Tacoma'daki laboratuvarda bir yangın çıkmış...
Ve Ig'in masumiyetini kanıtlayacak bu delillerin tamamı da yanıp kül olmuşken...
***
İşte bu koşullarda Ig...
Peşini bırakmayan basından gizlenmek gayesiyle...
Annesi Lydia Perrish (Kathleen Quinlan) ve babası Derrick Perrish (James Remar) ile müzisyen ağabeyi Terry Perrish'in (Joe Anderson) ziyaretine giderken...
Şimdilerde avukatı olan çocukluk arkadaşı Lee Tourneau'yu da (Max Minghella) telefonla arayarak...

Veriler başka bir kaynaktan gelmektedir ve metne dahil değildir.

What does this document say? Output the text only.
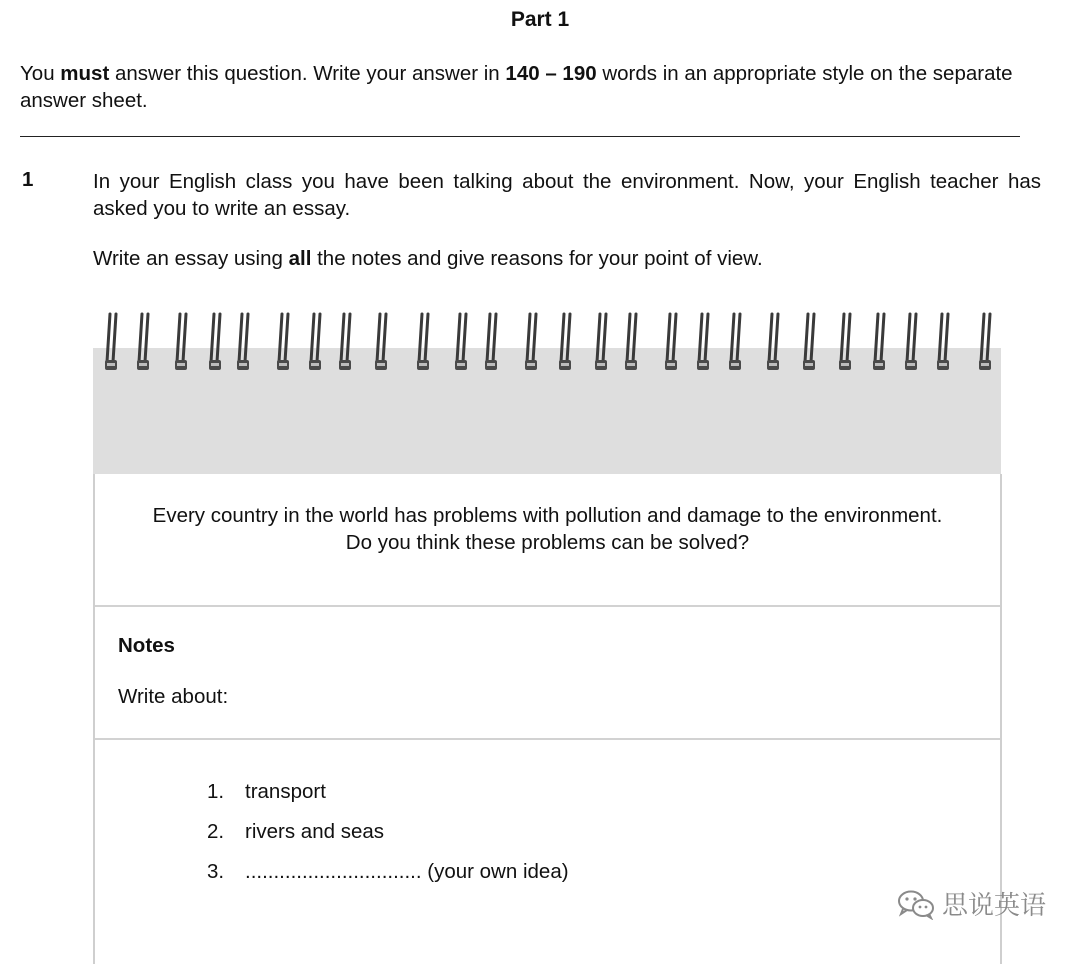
Part 1
You must answer this question. Write your answer in 140 – 190 words in an appropriate style on the separate answer sheet.
1	In your English class you have been talking about the environment. Now, your English teacher has asked you to write an essay.
Write an essay using all the notes and give reasons for your point of view.
Every country in the world has problems with pollution and damage to the environment.
Do you think these problems can be solved?
Notes
Write about:
1.	transport
2.	rivers and seas
3.	............................... (your own idea)
思说英语
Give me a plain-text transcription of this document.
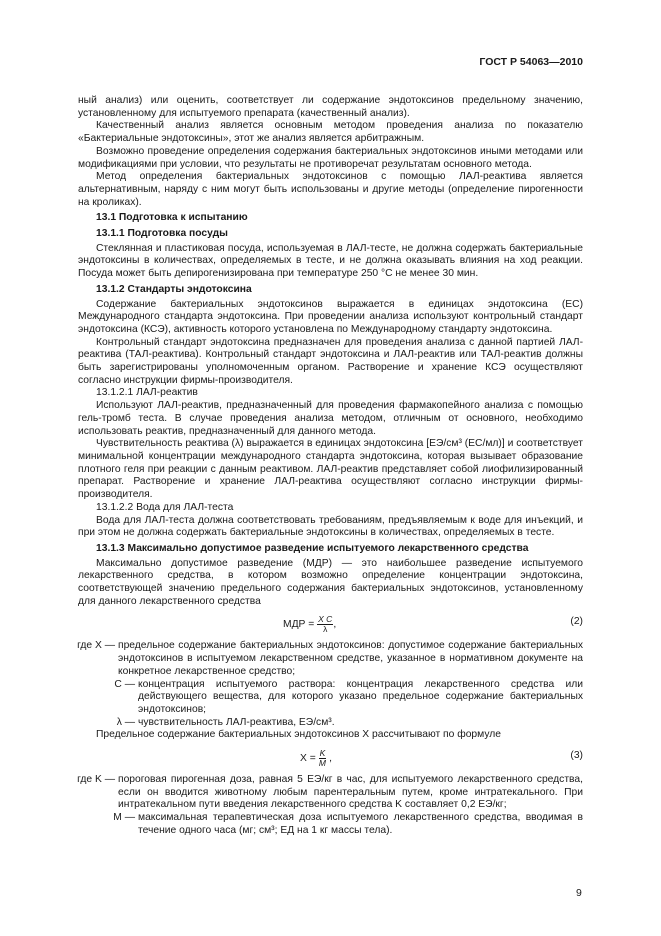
ГОСТ Р 54063—2010

ный анализ) или оценить, соответствует ли содержание эндотоксинов предельному значению, установленному для испытуемого препарата (качественный анализ).

Качественный анализ является основным методом проведения анализа по показателю «Бактериальные эндотоксины», этот же анализ является арбитражным.

Возможно проведение определения содержания бактериальных эндотоксинов иными методами или модификациями при условии, что результаты не противоречат результатам основного метода.

Метод определения бактериальных эндотоксинов с помощью ЛАЛ-реактива является альтернативным, наряду с ним могут быть использованы и другие методы (определение пирогенности на кроликах).

13.1 Подготовка к испытанию

13.1.1 Подготовка посуды

Стеклянная и пластиковая посуда, используемая в ЛАЛ-тесте, не должна содержать бактериальные эндотоксины в количествах, определяемых в тесте, и не должна оказывать влияния на ход реакции. Посуда может быть депирогенизирована при температуре 250 °С не менее 30 мин.

13.1.2 Стандарты эндотоксина

Содержание бактериальных эндотоксинов выражается в единицах эндотоксина (ЕС) Международного стандарта эндотоксина. При проведении анализа используют контрольный стандарт эндотоксина (КСЭ), активность которого установлена по Международному стандарту эндотоксина.

Контрольный стандарт эндотоксина предназначен для проведения анализа с данной партией ЛАЛ-реактива (ТАЛ-реактива). Контрольный стандарт эндотоксина и ЛАЛ-реактив или ТАЛ-реактив должны быть зарегистрированы уполномоченным органом. Растворение и хранение КСЭ осуществляют согласно инструкции фирмы-производителя.

13.1.2.1 ЛАЛ-реактив

Используют ЛАЛ-реактив, предназначенный для проведения фармакопейного анализа с помощью гель-тромб теста. В случае проведения анализа методом, отличным от основного, необходимо использовать реактив, предназначенный для данного метода.

Чувствительность реактива (λ) выражается в единицах эндотоксина [ЕЭ/см³ (ЕС/мл)] и соответствует минимальной концентрации международного стандарта эндотоксина, которая вызывает образование плотного геля при реакции с данным реактивом. ЛАЛ-реактив представляет собой лиофилизированный препарат. Растворение и хранение ЛАЛ-реактива осуществляют согласно инструкции фирмы-производителя.

13.1.2.2 Вода для ЛАЛ-теста

Вода для ЛАЛ-теста должна соответствовать требованиям, предъявляемым к воде для инъекций, и при этом не должна содержать бактериальные эндотоксины в количествах, определяемых в тесте.

13.1.3 Максимально допустимое разведение испытуемого лекарственного средства

Максимально допустимое разведение (МДР) — это наибольшее разведение испытуемого лекарственного средства, в котором возможно определение концентрации эндотоксина, соответствующей значению предельного содержания бактериальных эндотоксинов, установленному для данного лекарственного средства

МДР = $\frac{\text{X C}}{\lambda}$ ,	(2)
где X — предельное содержание бактериальных эндотоксинов: допустимое содержание бактериальных эндотоксинов в испытуемом лекарственном средстве, указанное в нормативном документе на конкретное лекарственное средство;
C — концентрация испытуемого раствора: концентрация лекарственного средства или действующего вещества, для которого указано предельное содержание бактериальных эндотоксинов;
λ — чувствительность ЛАЛ-реактива, ЕЭ/см³.

Предельное содержание бактериальных эндотоксинов X рассчитывают по формуле

$X = \frac{K}{M}$ ,	(3)
где K — пороговая пирогенная доза, равная 5 ЕЭ/кг в час, для испытуемого лекарственного средства, если он вводится животному любым парентеральным путем, кроме интратекального. При интратекальном пути введения лекарственного средства K составляет 0,2 ЕЭ/кг;
M — максимальная терапевтическая доза испытуемого лекарственного средства, вводимая в течение одного часа (мг; см³; ЕД на 1 кг массы тела).
9
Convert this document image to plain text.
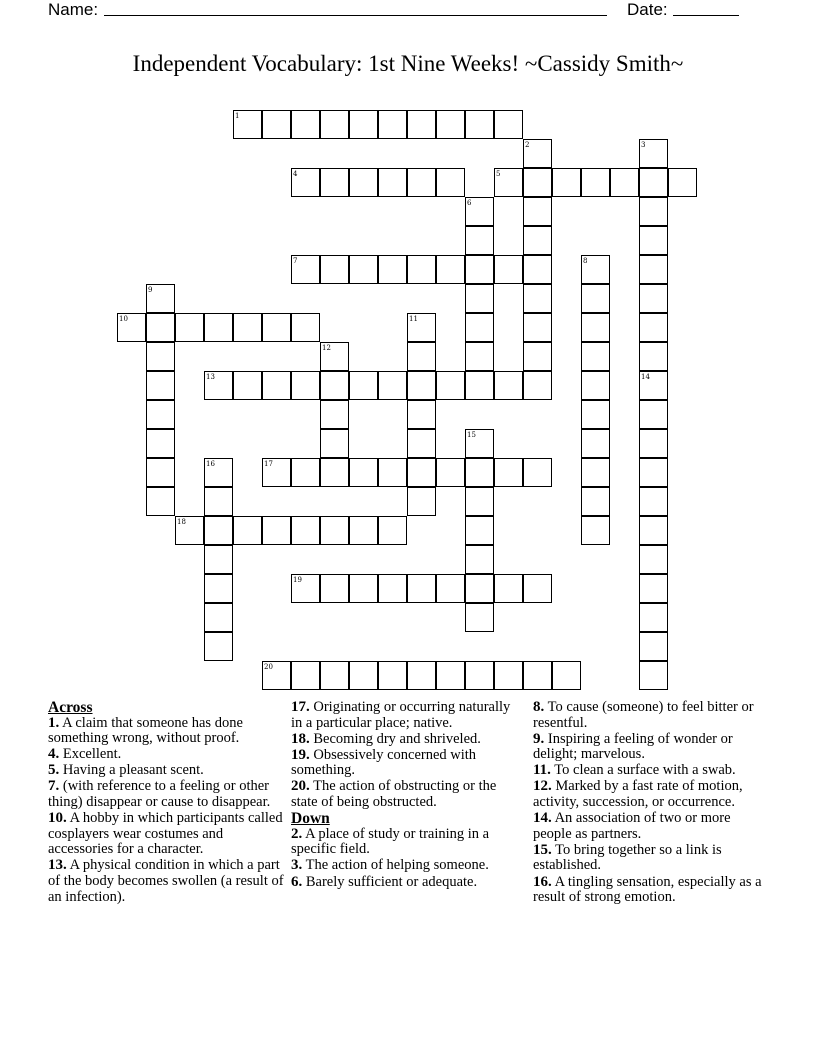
Name:	Date:
Independent Vocabulary: 1st Nine Weeks! ~Cassidy Smith~
1
2	3
4	5
6
7	8
9
10	11
12
13	14
15
16	17
18
19
20
Across
1. A claim that someone has done something wrong, without proof.
4. Excellent.
5. Having a pleasant scent.
7. (with reference to a feeling or other thing) disappear or cause to disappear.
10. A hobby in which participants called cosplayers wear costumes and accessories for a character.
13. A physical condition in which a part of the body becomes swollen (a result of an infection).
17. Originating or occurring naturally in a particular place; native.
18. Becoming dry and shriveled.
19. Obsessively concerned with something.
20. The action of obstructing or the state of being obstructed.
Down
2. A place of study or training in a specific field.
3. The action of helping someone.
6. Barely sufficient or adequate.
8. To cause (someone) to feel bitter or resentful.
9. Inspiring a feeling of wonder or delight; marvelous.
11. To clean a surface with a swab.
12. Marked by a fast rate of motion, activity, succession, or occurrence.
14. An association of two or more people as partners.
15. To bring together so a link is established.
16. A tingling sensation, especially as a result of strong emotion.
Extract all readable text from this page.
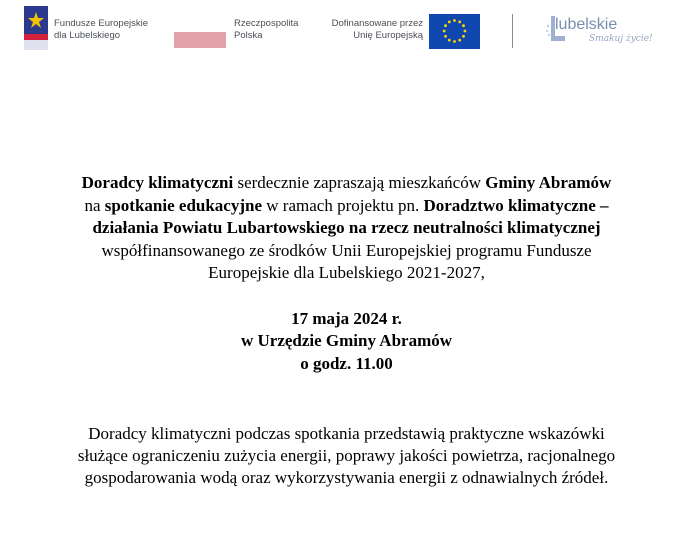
Fundusze Europejskie
dla Lubelskiego
Rzeczpospolita
Polska
Dofinansowane przez
Unię Europejską
lubelskie
Smakuj życie!

Doradcy klimatyczni serdecznie zapraszają mieszkańców Gminy Abramów

na spotkanie edukacyjne w ramach projektu pn. Doradztwo klimatyczne –

działania Powiatu Lubartowskiego na rzecz neutralności klimatycznej

współfinansowanego ze środków Unii Europejskiej programu Fundusze

Europejskie dla Lubelskiego 2021-2027,

17 maja 2024 r.

w Urzędzie Gminy Abramów

o godz. 11.00

Doradcy klimatyczni podczas spotkania przedstawią praktyczne wskazówki

służące ograniczeniu zużycia energii, poprawy jakości powietrza, racjonalnego

gospodarowania wodą oraz wykorzystywania energii z odnawialnych źródeł.
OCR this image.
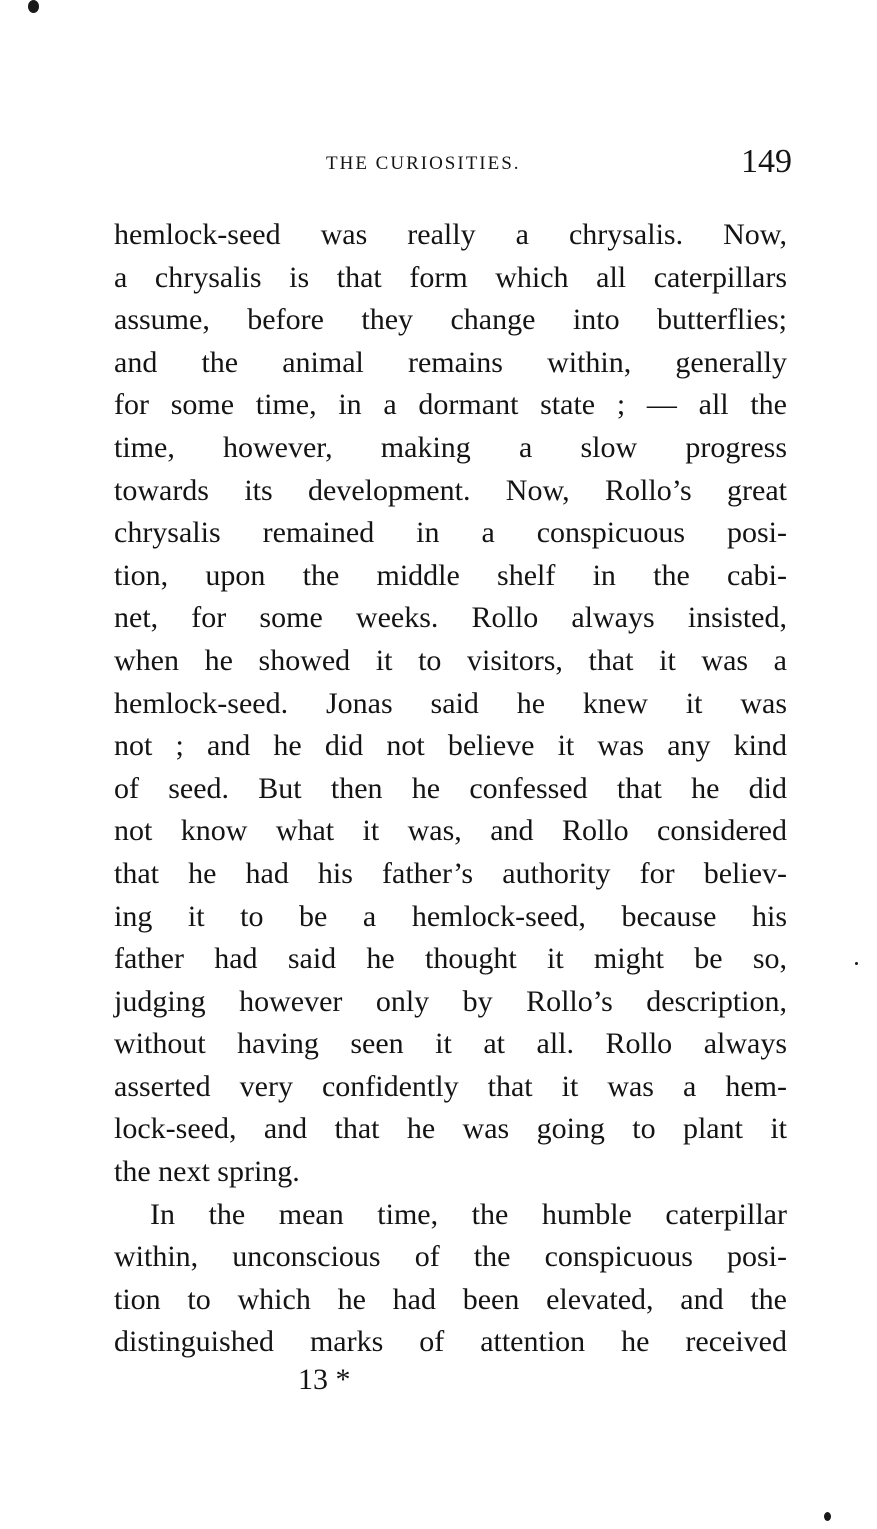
THE CURIOSITIES.	149
hemlock-seed was really a chrysalis. Now,
a chrysalis is that form which all caterpillars
assume, before they change into butterflies;
and the animal remains within, generally
for some time, in a dormant state ; — all the
time, however, making a slow progress
towards its development. Now, Rollo’s great
chrysalis remained in a conspicuous posi-
tion, upon the middle shelf in the cabi-
net, for some weeks. Rollo always insisted,
when he showed it to visitors, that it was a
hemlock-seed. Jonas said he knew it was
not ; and he did not believe it was any kind
of seed. But then he confessed that he did
not know what it was, and Rollo considered
that he had his father’s authority for believ-
ing it to be a hemlock-seed, because his
father had said he thought it might be so,
judging however only by Rollo’s description,
without having seen it at all. Rollo always
asserted very confidently that it was a hem-
lock-seed, and that he was going to plant it
the next spring.
In the mean time, the humble caterpillar
within, unconscious of the conspicuous posi-
tion to which he had been elevated, and the
distinguished marks of attention he received
13 *
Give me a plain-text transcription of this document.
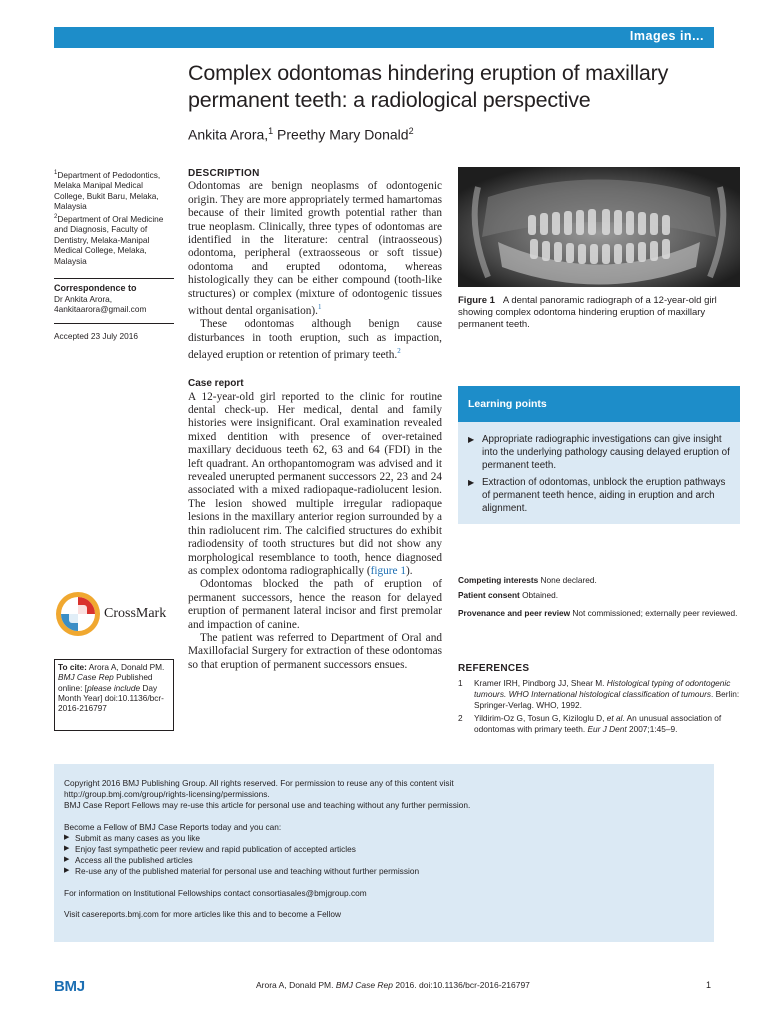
Images in...
Complex odontomas hindering eruption of maxillary
permanent teeth: a radiological perspective
Ankita Arora,$^1$ Preethy Mary Donald$^2$

$^1$Department of Pedodontics, Melaka Manipal Medical College, Bukit Baru, Melaka, Malaysia

$^2$Department of Oral Medicine and Diagnosis, Faculty of Dentistry, Melaka-Manipal Medical College, Melaka, Malaysia

Correspondence to

Dr Ankita Arora,

4ankitaarora@gmail.com

Accepted 23 July 2016
CrossMark
To cite: Arora A, Donald PM. BMJ Case Rep Published online: [please include Day Month Year] doi:10.1136/bcr-2016-216797

DESCRIPTION

Odontomas are benign neoplasms of odontogenic origin. They are more appropriately termed hamartomas because of their limited growth potential rather than true neoplasm. Clinically, three types of odontomas are identified in the literature: central (intraosseous) odontoma, peripheral (extraosseous or soft tissue) odontoma and erupted odontoma, whereas histologically they can be either compound (tooth-like structures) or complex (mixture of odontogenic tissues without dental organisation).$^1$

These odontomas although benign cause disturbances in tooth eruption, such as impaction, delayed eruption or retention of primary teeth.$^2$

Case report

A 12-year-old girl reported to the clinic for routine dental check-up. Her medical, dental and family histories were insignificant. Oral examination revealed mixed dentition with presence of over-retained maxillary deciduous teeth 62, 63 and 64 (FDI) in the left quadrant. An orthopantomogram was advised and it revealed unerupted permanent successors 22, 23 and 24 associated with a mixed radiopaque-radiolucent lesion. The lesion showed multiple irregular radiopaque lesions in the maxillary anterior region surrounded by a thin radiolucent rim. The calcified structures do exhibit radiodensity of tooth structures but did not show any morphological resemblance to tooth, hence diagnosed as complex odontoma radiographically (figure 1).

Odontomas blocked the path of eruption of permanent successors, hence the reason for delayed eruption of permanent lateral incisor and first premolar and impaction of canine.

The patient was referred to Department of Oral and Maxillofacial Surgery for extraction of these odontomas so that eruption of permanent successors ensues.

Figure 1 A dental panoramic radiograph of a 12-year-old girl showing complex odontoma hindering eruption of maxillary permanent teeth.
Learning points
▶ Appropriate radiographic investigations can give insight into the underlying pathology causing delayed eruption of permanent teeth.
▶ Extraction of odontomas, unblock the eruption pathways of permanent teeth hence, aiding in eruption and arch alignment.
Competing interests None declared.
Patient consent Obtained.
Provenance and peer review Not commissioned; externally peer reviewed.
REFERENCES
1 Kramer IRH, Pindborg JJ, Shear M. Histological typing of odontogenic tumours. WHO International histological classification of tumours. Berlin: Springer-Verlag. WHO, 1992.
2 Yildirim-Oz G, Tosun G, Kiziloglu D, et al. An unusual association of odontomas with primary teeth. Eur J Dent 2007;1:45–9.
Copyright 2016 BMJ Publishing Group. All rights reserved. For permission to reuse any of this content visit
http://group.bmj.com/group/rights-licensing/permissions.
BMJ Case Report Fellows may re-use this article for personal use and teaching without any further permission.
Become a Fellow of BMJ Case Reports today and you can:
▶ Submit as many cases as you like
▶ Enjoy fast sympathetic peer review and rapid publication of accepted articles
▶ Access all the published articles
▶ Re-use any of the published material for personal use and teaching without further permission
For information on Institutional Fellowships contact consortiasales@bmjgroup.com
Visit casereports.bmj.com for more articles like this and to become a Fellow
BMJ	Arora A, Donald PM. BMJ Case Rep 2016. doi:10.1136/bcr-2016-216797	1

Buluşmak üzere oraya davet eder...
***
Yeri gelmişken...
Hemen belirtmiş olalım ki...
Kızının katledildiği yerde düzenlenen...
Bir anma gecesinde...
***
Peder Mould (Jay Brazeau) ile sevenlerinin huzurunda bir konuşma yapan...
Babası Dale Williams'da (David Morse) Merrin'i...
O güne kadar kendisine oğlu gibi davrandığı...
Ig'in öldürdüğüne inanmakta...
***
Ve...
O serbest kaldığı sürece...
Kızının ruhunun huzura kavuşamayacağını düşünmekte...
Olduğunu da belirtmiş olalım...
***
Bu konuşmanın ardından...
Bir anı köşesine dönüştürülmüş vaziyetteki olay mahalline...
Elindeki içki şişesiyle intikal eden Ig...
Bulduğu her şeyi kırıp dökerek tahrip ederken...
Üzerlerine işemeyi de ihmal etmez...
***
Neyse...
Geceyi bar çalışanı Glenna Shepherd (Kelli Garner) ile birlikte geçiren Ig...
Sabah uyandığında...
Kafasında boynuzlar çıkmakta olduğunu fark eder...
Ve soluğu...
Dr. Renald'ın (Alex Zahara) muayenehanesinde alır...
***
Alır almaz da bizler...
Ig'in kafasındaki boynuzların...
Oradaki resepsiyonist kadın (Christine Willes)...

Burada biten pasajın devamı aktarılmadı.